Schämen für rotgrüne Koalition?

■ Ein Offener Brief: Die scheidende niedersächsische Fraktionsvorsitzende Thea Dückert geht mit ihrer Partei ins Gericht: Die Grünen an „traurigem Tiefpunkt“

Thea Dückert, die scheidende Fraktionsvorsitzende der niedersächsischen Grünen, geht mit ihrer Partei ins Gericht. „Es ist ein politisches Armutszeugnis der Landespartei, wenn sie über die Feststellung des stimmenmäßigen Wahlerfolges hinaus keinen Versuch der Analyse der vier Jahre rot/grün und deren Konsequenzen für Niedersachsen und für Bonn macht“, schrieb sie dem Landesverband in einem Offenen Brief. „Während der gesamten Koalitionszeit“ habe die Delegiertenkonferenz der Partei nie über die „Wirkungen der Koalition für die Partei“ debattiert.

Die niedersächsischen Grünen haben als einzige bei den Landtagswahlen deutliche Stimmengewinne verbuchen können und sind von 5,5 auf über 7 Prozent gestiegen. Das reichte aber nicht, um eine absolute Mehrheit der SPD im Landtag zu verhindern.

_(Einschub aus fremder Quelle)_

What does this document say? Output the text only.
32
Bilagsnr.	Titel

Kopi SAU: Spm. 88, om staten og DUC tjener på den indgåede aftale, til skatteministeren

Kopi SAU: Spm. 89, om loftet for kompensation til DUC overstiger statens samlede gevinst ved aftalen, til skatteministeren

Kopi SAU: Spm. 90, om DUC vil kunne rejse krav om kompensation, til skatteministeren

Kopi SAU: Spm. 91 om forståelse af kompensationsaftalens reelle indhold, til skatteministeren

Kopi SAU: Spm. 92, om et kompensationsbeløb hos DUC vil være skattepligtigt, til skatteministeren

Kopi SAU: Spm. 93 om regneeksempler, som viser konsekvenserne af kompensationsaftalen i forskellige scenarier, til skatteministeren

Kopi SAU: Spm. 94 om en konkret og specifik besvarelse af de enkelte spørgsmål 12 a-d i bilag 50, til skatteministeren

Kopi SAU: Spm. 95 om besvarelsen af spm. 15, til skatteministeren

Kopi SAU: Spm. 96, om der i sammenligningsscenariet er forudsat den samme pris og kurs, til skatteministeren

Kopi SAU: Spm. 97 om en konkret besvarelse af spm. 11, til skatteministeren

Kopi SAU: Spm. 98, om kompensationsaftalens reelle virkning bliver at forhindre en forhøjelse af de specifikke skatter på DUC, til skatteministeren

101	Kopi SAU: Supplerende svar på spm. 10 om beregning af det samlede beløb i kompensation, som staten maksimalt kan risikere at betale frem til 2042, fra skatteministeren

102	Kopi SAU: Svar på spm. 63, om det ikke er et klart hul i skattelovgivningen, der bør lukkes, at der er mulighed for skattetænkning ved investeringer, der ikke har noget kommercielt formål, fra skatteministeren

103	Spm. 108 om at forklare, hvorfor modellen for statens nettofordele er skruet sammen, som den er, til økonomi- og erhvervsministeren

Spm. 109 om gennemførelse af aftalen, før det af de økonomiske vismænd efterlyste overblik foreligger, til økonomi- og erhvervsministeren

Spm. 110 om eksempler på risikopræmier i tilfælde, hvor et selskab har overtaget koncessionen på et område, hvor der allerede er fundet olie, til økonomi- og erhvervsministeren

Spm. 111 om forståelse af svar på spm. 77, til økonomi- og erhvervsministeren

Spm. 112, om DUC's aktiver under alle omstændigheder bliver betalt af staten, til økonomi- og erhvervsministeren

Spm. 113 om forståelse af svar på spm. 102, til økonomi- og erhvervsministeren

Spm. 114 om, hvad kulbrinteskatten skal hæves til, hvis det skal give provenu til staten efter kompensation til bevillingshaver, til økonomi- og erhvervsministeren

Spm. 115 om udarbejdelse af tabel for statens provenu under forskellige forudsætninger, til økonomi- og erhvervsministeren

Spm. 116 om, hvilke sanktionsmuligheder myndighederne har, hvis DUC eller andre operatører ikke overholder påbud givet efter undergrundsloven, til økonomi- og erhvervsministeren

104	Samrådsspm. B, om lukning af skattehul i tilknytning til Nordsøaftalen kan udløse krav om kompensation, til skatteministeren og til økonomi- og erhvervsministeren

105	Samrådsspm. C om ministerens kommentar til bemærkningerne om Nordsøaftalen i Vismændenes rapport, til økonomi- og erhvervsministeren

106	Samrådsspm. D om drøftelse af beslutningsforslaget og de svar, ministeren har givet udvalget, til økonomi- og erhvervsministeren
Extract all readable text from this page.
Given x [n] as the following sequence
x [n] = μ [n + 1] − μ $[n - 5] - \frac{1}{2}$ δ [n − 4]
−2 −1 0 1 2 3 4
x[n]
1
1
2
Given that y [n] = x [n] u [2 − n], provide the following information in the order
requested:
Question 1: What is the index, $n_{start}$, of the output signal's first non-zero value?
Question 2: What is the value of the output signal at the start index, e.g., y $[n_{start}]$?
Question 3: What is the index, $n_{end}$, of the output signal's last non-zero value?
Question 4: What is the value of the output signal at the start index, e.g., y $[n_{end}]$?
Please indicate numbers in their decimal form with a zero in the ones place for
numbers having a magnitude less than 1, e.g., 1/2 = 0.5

Es sei „zwar entlastend, aber falsch, die schlappe FDP“ dafür verantwortlich zu machen, sagt Dückert, daß die SPD einen Sitz Mehrheit im Parlament hat – 19.000 Stimmen fehlten den Grünen und sie hätten dies verhindert. Für Dückert hätten die Grünen die Chance gehabt, diese 19.000 Stimmen zu gewinnen, wenn sie ihr Potential besser ausgeschöpft, etwas selbstbewußter in den Wahlkampf gegangen wären.

Dückert macht in ihren Papier eine grüne Politik-Haltung dafür verantwortlich, die sie in der Person der grünen Landesvorstandssprecherin Gila Altmann repräsentiert sieht. Die hat den Ausdruck geprägt, die Grünen hätten „trotz (!) Regierungsbeteiligung bei der Wahl zugelegt“. So ist auch der Wahlkampf geführt worden, sagt Thea Dückert: Vielen Grünen an der Basis sei es eher unangenehm gewesen, daß die grüne Fraktion und die beiden MinisterInnen im Kabinett Schröder mitregieren. Ein Selbstbewußtsein als mitregierende Partei sei im Wahlkampf nicht spürbar gewesen. Thea Dückert fragt sich angesichts dieser Tatsache, „wie ernst die Koalitionswünsche für Bonn gemeint sind“.

Anstatt die Differenz zwischen Regierungshandeln und Parteiprogrammatik offen zu diskutieren und daraus eine „bewußte und gewollte Arbeitsteilung zwischen Partei und Fraktion“ zu entwickeln, hätten sich die Grünen innerparteilich in den vier Regierungsjahren selbst blockiert. Der Landesvorstand habe sich und die Partei als „Hort des Guten“ verstanden und dargestellt, die mitregierenden Grünen dagegen als diejenigen dargestellt, die die Grundsätze aushöhlen. Die grüne Partei habe „die Herausforderung nie angenommen, die mit dem Versuch der Vermittlung zwischen Programmatik und Realität verbunden ist“. Fazit der aus dem Parlament ausscheidenden Volkswirtin: „Trotz des Wahlerfolges sind wir in Niedersachsen intern an einem traurigen Tiefpunkt angelangt.“

Der parteiinterne Streit um die Rolle der Grünen hat sich auch in der Konkurrenz um den Spitzenplatz für die Bundestags-Kandidatenliste gezeigt: Frauenministerin Schoppe kandidierte (und verlor) gegen die Landesvorstandssprecherin Gila Altmann. Letztere hatte auf dem letzten Grünen-Parteitag auch die geforderte aktuelle Debatte über Gorazde verhindert mit der Begründung, dies solle auf einer späteren Delegiertenonferenz und dann besser vorbereitet stattfinden. „Soll die jetzige Sitution in Gorazde im Juni oder im Oktober diskutiert werden, oder was war gemeint?“ fragt Thea Dückert in ihrem Offenen Brief bissig.

Die Diskussion um das Selbstverständnis der niedersächsischen Grünen und um das aktuelle europäische Thema wurde verhindert, um für die Wahlen zu der Landesliste mehr Raum zu haben. „Wir sind zu einem Wahlverein verkommen“, stellt Thea Dückert fest. die Ossositionszeit sei vielleicht eine Chance, „innerparteilich Versäumtes nachzuholen“. K.W.